How Big Is 1 Terabyte (1TB)?
1TB
There’s only 1 of it, how big can that really be?
If you’ve ever looked into purchasing an external hard drive to backup your computer, you would have found that the smallest size available would be 1 Terabyte or more commonly known as 1TB. But how big is that really?
1TB is the same size as 1000GB which in turn is the same size as 1,000,000MB.
To put this is perspective, a 1-5 page PDF or word document is less than 0.2MB. That means a single 1TB hard drive can hold 5,000,000 word documents of 1-5 page length!

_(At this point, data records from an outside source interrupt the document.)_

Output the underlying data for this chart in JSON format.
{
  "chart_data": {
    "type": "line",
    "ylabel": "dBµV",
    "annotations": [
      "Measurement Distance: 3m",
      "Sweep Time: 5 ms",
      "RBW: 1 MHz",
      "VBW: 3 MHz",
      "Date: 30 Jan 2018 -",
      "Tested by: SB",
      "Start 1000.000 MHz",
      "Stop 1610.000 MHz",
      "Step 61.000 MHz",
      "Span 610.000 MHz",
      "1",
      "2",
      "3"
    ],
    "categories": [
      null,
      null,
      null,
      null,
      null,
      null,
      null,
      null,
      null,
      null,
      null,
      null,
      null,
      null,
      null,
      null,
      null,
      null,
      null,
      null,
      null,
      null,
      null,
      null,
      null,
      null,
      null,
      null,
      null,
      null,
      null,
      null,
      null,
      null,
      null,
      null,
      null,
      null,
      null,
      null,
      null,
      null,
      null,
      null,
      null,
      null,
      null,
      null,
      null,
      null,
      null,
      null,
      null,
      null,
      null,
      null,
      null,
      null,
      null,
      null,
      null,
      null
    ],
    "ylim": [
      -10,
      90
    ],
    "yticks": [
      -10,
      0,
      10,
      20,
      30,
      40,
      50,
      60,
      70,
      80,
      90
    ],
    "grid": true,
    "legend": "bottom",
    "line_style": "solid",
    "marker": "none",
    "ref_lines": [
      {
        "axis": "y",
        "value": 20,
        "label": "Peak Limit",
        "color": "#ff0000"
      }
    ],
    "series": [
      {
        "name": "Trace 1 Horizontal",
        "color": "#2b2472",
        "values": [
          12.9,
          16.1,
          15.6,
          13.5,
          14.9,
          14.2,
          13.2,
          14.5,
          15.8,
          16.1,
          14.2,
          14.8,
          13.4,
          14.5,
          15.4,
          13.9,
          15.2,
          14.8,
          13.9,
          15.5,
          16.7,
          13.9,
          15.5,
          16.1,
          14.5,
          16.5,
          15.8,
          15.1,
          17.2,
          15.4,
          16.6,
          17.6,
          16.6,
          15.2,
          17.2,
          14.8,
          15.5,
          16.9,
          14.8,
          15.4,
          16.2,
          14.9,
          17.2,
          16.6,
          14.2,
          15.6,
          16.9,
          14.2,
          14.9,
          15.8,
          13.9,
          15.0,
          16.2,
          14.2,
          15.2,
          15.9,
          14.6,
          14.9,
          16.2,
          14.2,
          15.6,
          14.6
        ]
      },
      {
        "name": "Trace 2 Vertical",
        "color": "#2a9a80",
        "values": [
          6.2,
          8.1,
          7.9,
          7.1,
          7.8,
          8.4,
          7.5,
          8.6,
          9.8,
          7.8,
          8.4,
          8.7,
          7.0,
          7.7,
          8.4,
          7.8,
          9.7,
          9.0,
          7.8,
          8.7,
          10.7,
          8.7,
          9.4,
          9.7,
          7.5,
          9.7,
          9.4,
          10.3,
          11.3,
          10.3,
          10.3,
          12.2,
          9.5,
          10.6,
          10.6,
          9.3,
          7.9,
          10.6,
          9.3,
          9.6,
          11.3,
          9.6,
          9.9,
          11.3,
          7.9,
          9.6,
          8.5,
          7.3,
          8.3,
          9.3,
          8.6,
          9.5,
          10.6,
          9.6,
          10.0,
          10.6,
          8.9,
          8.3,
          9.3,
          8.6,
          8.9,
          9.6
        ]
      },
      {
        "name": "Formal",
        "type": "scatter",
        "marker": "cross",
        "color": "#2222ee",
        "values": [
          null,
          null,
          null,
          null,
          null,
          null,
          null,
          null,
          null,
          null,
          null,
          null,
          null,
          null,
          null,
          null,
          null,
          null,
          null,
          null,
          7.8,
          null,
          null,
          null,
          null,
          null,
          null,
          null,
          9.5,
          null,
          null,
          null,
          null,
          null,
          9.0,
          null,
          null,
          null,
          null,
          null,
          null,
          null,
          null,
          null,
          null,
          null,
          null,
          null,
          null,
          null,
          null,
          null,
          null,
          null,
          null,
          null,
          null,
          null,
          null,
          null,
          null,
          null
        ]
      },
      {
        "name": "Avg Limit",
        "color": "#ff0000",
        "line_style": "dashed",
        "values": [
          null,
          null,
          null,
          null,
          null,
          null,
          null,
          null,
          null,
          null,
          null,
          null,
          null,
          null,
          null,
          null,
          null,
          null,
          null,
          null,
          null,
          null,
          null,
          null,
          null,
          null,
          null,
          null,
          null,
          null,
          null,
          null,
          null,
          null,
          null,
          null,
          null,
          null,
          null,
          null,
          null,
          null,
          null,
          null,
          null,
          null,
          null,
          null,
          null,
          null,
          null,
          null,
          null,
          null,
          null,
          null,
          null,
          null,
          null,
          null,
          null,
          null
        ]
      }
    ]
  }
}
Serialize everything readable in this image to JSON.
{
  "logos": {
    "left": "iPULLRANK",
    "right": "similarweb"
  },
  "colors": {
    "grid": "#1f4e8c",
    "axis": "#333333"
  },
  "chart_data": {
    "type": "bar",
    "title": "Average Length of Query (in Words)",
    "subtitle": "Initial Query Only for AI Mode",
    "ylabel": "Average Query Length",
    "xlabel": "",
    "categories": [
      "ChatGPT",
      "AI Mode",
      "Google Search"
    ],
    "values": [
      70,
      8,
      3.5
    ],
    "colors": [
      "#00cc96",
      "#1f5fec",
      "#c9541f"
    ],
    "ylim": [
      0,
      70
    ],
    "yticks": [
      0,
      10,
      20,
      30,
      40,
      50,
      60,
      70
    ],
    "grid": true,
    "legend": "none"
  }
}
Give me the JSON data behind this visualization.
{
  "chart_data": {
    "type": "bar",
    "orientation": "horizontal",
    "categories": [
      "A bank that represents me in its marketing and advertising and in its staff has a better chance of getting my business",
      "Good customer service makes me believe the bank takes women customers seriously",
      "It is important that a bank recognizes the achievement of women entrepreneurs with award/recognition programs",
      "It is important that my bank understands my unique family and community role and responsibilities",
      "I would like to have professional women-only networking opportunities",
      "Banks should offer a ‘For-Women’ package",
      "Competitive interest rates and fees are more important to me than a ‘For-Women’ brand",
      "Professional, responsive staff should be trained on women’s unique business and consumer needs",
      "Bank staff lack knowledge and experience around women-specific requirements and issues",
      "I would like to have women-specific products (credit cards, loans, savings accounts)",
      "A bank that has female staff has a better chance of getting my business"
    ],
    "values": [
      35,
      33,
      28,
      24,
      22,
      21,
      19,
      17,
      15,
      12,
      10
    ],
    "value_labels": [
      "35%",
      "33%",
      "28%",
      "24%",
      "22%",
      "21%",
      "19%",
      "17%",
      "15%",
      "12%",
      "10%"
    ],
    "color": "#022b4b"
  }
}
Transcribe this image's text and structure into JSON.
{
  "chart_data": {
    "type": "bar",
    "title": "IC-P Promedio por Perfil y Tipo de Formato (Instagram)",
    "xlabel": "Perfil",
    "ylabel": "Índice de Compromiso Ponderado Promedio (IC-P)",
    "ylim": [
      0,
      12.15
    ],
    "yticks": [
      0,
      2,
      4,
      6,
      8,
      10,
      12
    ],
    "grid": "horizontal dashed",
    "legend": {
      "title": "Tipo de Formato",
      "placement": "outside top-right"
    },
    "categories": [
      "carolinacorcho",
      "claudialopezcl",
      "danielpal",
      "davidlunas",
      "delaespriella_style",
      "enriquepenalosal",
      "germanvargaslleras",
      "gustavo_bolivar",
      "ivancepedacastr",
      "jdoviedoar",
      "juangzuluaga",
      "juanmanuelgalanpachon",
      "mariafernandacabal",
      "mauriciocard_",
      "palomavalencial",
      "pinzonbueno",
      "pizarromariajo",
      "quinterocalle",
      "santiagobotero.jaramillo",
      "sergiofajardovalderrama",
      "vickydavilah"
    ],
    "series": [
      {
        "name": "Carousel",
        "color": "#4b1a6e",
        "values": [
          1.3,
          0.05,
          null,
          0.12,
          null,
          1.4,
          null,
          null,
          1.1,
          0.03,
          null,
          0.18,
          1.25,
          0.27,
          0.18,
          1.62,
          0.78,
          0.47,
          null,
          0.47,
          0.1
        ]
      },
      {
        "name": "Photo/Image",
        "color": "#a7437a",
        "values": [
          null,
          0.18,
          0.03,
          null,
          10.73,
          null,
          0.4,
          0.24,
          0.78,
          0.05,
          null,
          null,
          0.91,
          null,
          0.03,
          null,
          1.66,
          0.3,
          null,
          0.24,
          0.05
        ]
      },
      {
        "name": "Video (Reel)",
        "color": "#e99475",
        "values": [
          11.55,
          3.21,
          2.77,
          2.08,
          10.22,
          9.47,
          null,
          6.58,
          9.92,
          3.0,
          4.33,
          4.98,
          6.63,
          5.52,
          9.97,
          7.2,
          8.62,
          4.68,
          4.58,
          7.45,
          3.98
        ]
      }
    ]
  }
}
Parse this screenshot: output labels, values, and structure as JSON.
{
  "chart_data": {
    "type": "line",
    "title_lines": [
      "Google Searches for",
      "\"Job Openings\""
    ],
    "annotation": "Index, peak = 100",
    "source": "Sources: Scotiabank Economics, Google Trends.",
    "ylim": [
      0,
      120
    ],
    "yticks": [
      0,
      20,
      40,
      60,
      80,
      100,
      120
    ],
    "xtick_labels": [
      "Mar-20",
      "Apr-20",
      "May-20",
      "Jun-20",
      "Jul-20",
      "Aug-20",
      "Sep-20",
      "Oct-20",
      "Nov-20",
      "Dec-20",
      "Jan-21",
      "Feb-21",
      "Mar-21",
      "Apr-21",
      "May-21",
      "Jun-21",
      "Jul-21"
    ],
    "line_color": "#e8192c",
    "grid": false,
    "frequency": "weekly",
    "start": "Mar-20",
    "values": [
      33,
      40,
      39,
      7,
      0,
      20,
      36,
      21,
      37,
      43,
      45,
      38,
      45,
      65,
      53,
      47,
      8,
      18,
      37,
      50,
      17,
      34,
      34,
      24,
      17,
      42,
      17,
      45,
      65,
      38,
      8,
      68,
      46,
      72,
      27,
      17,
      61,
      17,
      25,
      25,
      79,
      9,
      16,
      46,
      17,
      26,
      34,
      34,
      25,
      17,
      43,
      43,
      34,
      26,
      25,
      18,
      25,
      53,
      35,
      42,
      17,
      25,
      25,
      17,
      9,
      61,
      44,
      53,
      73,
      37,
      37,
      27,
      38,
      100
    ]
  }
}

As an example, we have an eBook on the basics of Microsoft Excel which is 12 pages long and its file size is 0.4MB. That means if you had a 1TB hard drive filled with this Excel guide and printed them out double sided, you would have 2.5 million copies or 15 million pieces of paper! That means if you stacked all of these pieces of paper on top of one another, you would have a pile 750m tall which is even taller than the Eiffel Tower. In fact, it would be taller than 2 Eiffel Towers!
To use another example, the entirety of Wikipedia is 51GB. So you could hold just under 20 copies of Wikipedia on a 1TB hard-drive.
When printed off and bound into ‘Encyclopædia Britannica’ sized volumes, Wikipedia would fill HEAPS of bookshelves as the image below shows. That’s a lot of knowledge! And too imagine, 19 FULL copies of Wikipedia would fit on a single 1TB hard drive.